Are European leaders, and the leaders of Brazil, Mexico and others, angry about the morality of NSA mass surveillance, or is there something else sticking under their collective craw? For Poland’s Rzeczpospolita, columnist Bartosz Weglarczyk ‘guarantees’ to his readers that the only thing bothering them is that the NSA has so outstripped the capabilities of their own intelligence services.
For Rzeczpospolita, columnist Bartosz Weglarczyk starts out this way:
In every nation, the task of the intelligence services is to obtain information about other countries in a way that violates the laws of those countries. This is an obvious verity that has been forgotten by European politicians shaking with indignation after the most recent revelations based on the leaks of NSA fugitive Edward Snowden.

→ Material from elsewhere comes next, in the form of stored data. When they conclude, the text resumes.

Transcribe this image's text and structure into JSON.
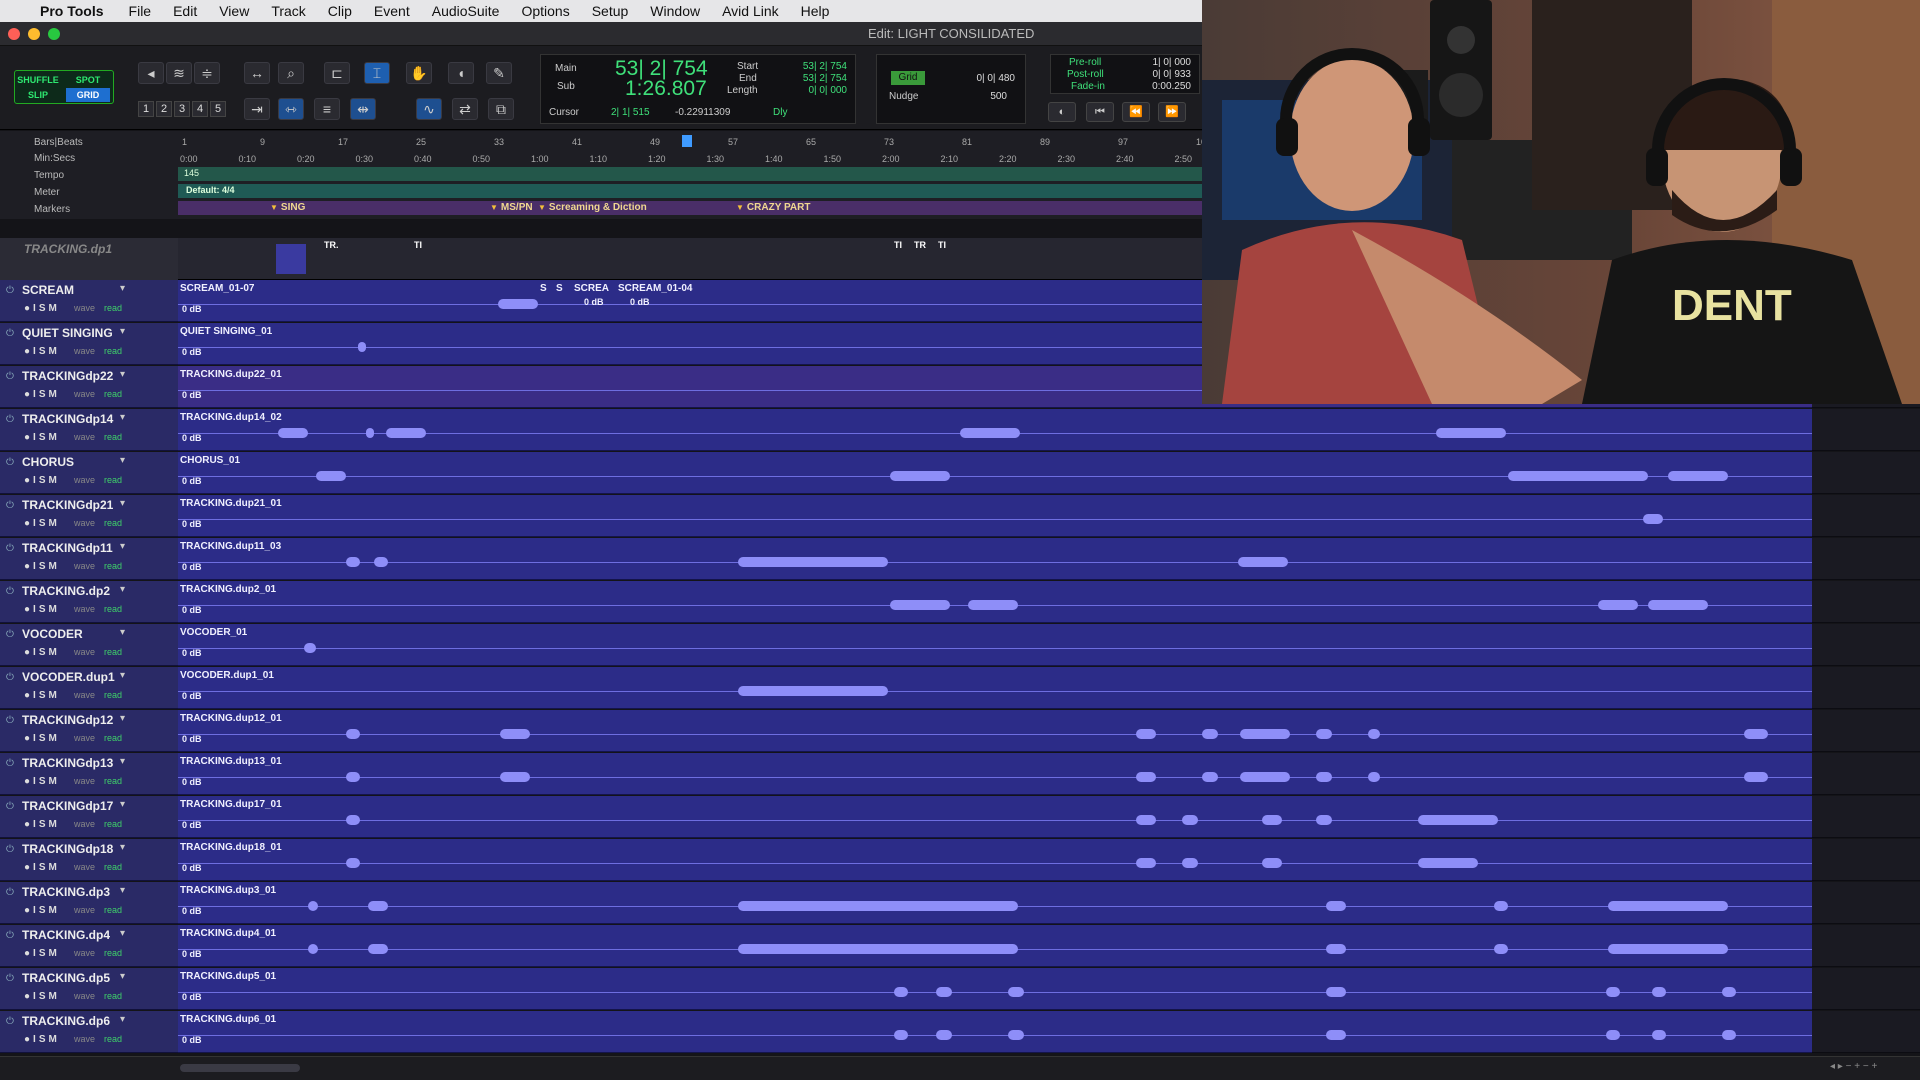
{
  "menubar": {
    "app": "Pro Tools",
    "items": [
      "File",
      "Edit",
      "View",
      "Track",
      "Clip",
      "Event",
      "AudioSuite",
      "Options",
      "Setup",
      "Window",
      "Avid Link",
      "Help"
    ]
  },
  "window": {
    "title": "Edit: LIGHT CONSILIDATED"
  },
  "modes": {
    "shuffle": "SHUFFLE",
    "spot": "SPOT",
    "slip": "SLIP",
    "grid": "GRID"
  },
  "zoom_presets": [
    "1",
    "2",
    "3",
    "4",
    "5"
  ],
  "counter": {
    "main_label": "Main",
    "sub_label": "Sub",
    "main": "53| 2| 754",
    "sub": "1:26.807",
    "start_label": "Start",
    "end_label": "End",
    "length_label": "Length",
    "start": "53| 2| 754",
    "end": "53| 2| 754",
    "length": "0| 0| 000",
    "cursor_label": "Cursor",
    "cursor": "2| 1| 515",
    "cursor_val": "-0.22911309",
    "dly": "Dly"
  },
  "grid": {
    "label": "Grid",
    "value": "0| 0| 480",
    "nudge_label": "Nudge",
    "nudge": "500"
  },
  "preroll": {
    "pre_label": "Pre-roll",
    "post_label": "Post-roll",
    "fade_label": "Fade-in",
    "pre": "1| 0| 000",
    "post": "0| 0| 933",
    "fade": "0:00.250"
  },
  "rulers": {
    "bars_label": "Bars|Beats",
    "min_label": "Min:Secs",
    "tempo_label": "Tempo",
    "meter_label": "Meter",
    "markers_label": "Markers",
    "bars": [
      "1",
      "9",
      "17",
      "25",
      "33",
      "41",
      "49",
      "57",
      "65",
      "73",
      "81",
      "89",
      "97",
      "10"
    ],
    "mins": [
      "0:00",
      "0:10",
      "0:20",
      "0:30",
      "0:40",
      "0:50",
      "1:00",
      "1:10",
      "1:20",
      "1:30",
      "1:40",
      "1:50",
      "2:00",
      "2:10",
      "2:20",
      "2:30",
      "2:40",
      "2:50"
    ],
    "tempo": "145",
    "meter": "Default: 4/4",
    "markers": [
      "SING",
      "MS/PN",
      "Screaming & Diction",
      "CRAZY PART"
    ]
  },
  "folder_track": {
    "name": "TRACKING.dp1",
    "clips": [
      "TR.",
      "TI",
      "TI",
      "TR",
      "TI"
    ]
  },
  "track_buttons": {
    "rec": "●",
    "input": "I",
    "solo": "S",
    "mute": "M",
    "view": "wave",
    "auto": "read"
  },
  "tracks": [
    {
      "name": "SCREAM",
      "clip": "SCREAM_01-07",
      "gain": "0 dB",
      "extra_clips": [
        "S",
        "S",
        "SCREA",
        "SCREAM_01-04"
      ],
      "extra_gains": [
        "0 dB",
        "0 dB"
      ]
    },
    {
      "name": "QUIET SINGING",
      "clip": "QUIET SINGING_01",
      "gain": "0 dB"
    },
    {
      "name": "TRACKINGdp22",
      "clip": "TRACKING.dup22_01",
      "gain": "0 dB"
    },
    {
      "name": "TRACKINGdp14",
      "clip": "TRACKING.dup14_02",
      "gain": "0 dB"
    },
    {
      "name": "CHORUS",
      "clip": "CHORUS_01",
      "gain": "0 dB"
    },
    {
      "name": "TRACKINGdp21",
      "clip": "TRACKING.dup21_01",
      "gain": "0 dB"
    },
    {
      "name": "TRACKINGdp11",
      "clip": "TRACKING.dup11_03",
      "gain": "0 dB"
    },
    {
      "name": "TRACKING.dp2",
      "clip": "TRACKING.dup2_01",
      "gain": "0 dB"
    },
    {
      "name": "VOCODER",
      "clip": "VOCODER_01",
      "gain": "0 dB"
    },
    {
      "name": "VOCODER.dup1",
      "clip": "VOCODER.dup1_01",
      "gain": "0 dB"
    },
    {
      "name": "TRACKINGdp12",
      "clip": "TRACKING.dup12_01",
      "gain": "0 dB"
    },
    {
      "name": "TRACKINGdp13",
      "clip": "TRACKING.dup13_01",
      "gain": "0 dB"
    },
    {
      "name": "TRACKINGdp17",
      "clip": "TRACKING.dup17_01",
      "gain": "0 dB"
    },
    {
      "name": "TRACKINGdp18",
      "clip": "TRACKING.dup18_01",
      "gain": "0 dB"
    },
    {
      "name": "TRACKING.dp3",
      "clip": "TRACKING.dup3_01",
      "gain": "0 dB"
    },
    {
      "name": "TRACKING.dp4",
      "clip": "TRACKING.dup4_01",
      "gain": "0 dB"
    },
    {
      "name": "TRACKING.dp5",
      "clip": "TRACKING.dup5_01",
      "gain": "0 dB"
    },
    {
      "name": "TRACKING.dp6",
      "clip": "TRACKING.dup6_01",
      "gain": "0 dB"
    }
  ],
  "webcam": {
    "shirt_text": "DENT"
  },
  "colors": {
    "track_header": "#2a2a66",
    "track_lane": "#2c2c88",
    "waveform": "#8e8ef8",
    "counter_green": "#3fe07a"
  }
}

Legally acquiring information is the task of journalists and diplomats. They read newspapers, meet with people, listen, and then analyze the information. Intelligence service officers are the people who break the law – they are to use all means possible to obtain – to buy or steal – information held in secret by another country’s government.
In 1929, the U.S. secretary of state of the time, Henry L. Stimson, closed America’s then tiny intelligence agency, saying that “Gentlemen do not read each other’s mail.” Since that time , however, the world has changed, and today it is difficult to function diplomatically without such “mail reading.”